Due to the rarity of this disorder, scientists know very little about the details of hemiballismus.
- There appears to be a discrepancy between this disorder in humans and animals that has yet to be explained.
- Hemiballismus can also be induced by damage to other areas of the basal ganglia besides the subthalamic nucleus. Research is being done in these areas in order to give scientists and clinicians a better model for this disease that will ultimately lead to better diagnosis and treatment of this disorder.
- Research is also being done on why certain treatments seem to help hemiballistic patients when they should seemingly do more harm.
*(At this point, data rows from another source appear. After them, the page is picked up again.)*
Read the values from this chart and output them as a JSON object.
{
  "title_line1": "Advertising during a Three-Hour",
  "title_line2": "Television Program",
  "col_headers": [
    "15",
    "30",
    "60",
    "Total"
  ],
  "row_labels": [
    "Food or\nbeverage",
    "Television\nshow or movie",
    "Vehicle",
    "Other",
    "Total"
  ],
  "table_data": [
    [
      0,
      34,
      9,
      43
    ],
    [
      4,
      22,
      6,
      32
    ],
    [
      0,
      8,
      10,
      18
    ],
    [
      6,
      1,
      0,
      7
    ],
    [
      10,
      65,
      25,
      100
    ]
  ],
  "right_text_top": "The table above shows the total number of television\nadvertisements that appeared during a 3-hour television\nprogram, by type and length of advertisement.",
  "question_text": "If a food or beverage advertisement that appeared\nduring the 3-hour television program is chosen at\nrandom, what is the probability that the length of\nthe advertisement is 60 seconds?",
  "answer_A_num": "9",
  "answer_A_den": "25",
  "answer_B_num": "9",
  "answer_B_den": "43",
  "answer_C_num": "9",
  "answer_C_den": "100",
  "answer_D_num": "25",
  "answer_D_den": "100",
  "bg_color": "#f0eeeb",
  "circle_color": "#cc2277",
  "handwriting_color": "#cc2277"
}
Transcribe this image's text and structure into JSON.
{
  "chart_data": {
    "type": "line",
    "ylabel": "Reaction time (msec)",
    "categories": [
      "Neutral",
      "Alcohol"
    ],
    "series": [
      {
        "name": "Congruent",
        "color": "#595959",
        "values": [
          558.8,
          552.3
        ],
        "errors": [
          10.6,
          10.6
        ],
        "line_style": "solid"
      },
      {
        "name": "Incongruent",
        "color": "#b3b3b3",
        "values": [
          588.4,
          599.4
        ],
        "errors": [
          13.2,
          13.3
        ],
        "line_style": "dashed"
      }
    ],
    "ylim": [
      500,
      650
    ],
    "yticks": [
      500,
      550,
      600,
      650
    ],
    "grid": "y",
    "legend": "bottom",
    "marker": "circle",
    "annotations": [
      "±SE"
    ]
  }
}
An example of this is why lesioning the globus pallidus seems to reduce hemiballistic movements.
- The mechanism behind the effect of dopamine on patients' symptoms remains unknown.

== History ==
The work of J.R. Whittier, F.A. Mettler, and M.B. Carpenter in the mid-1900s helped scientists and clinicians form a more complete picture of hemiballismus. In their experiments, several lesions were made in the basal ganglia structures in monkeys and then they monitored the results. They noticed that the majority of the time, the monkeys did not have any unusual movements. However, when at least twenty percent of the subthalamic nucleus was damaged, abnormal movements were seen in the limbs opposite to the side of the brain that was damaged. This observation caused scientists to believe that hemiballismus outside the subthalamic nucleus did not occur. It was not until much later that this classical model began to expand to include other areas of the basal ganglia and even some cortical structures. They also noticed that unlike human patients, the unusual movements in the monkeys were mainly in the lower extremities. In about half of the monkeys, the hemiballismus continued until the monkey died.

Other scientists have also worked on this perplexing disorder and have found that the symptoms can be induced by injecting kainic acid or ibotenic acid into the subthalamic nucleus. I. Hamada and M.R. DeLong found that by using these chemicals, they could destroy only four percent of the subthalamic nucleus and still see hemiballistic movements. However, the abnormal movements would usually disappear within four to five hours even though it did not appear as though the damaged tissue had healed. This suggests that the subthalamic nucleus is plastic enough to adapt to small amounts of damage in order to resume normal function.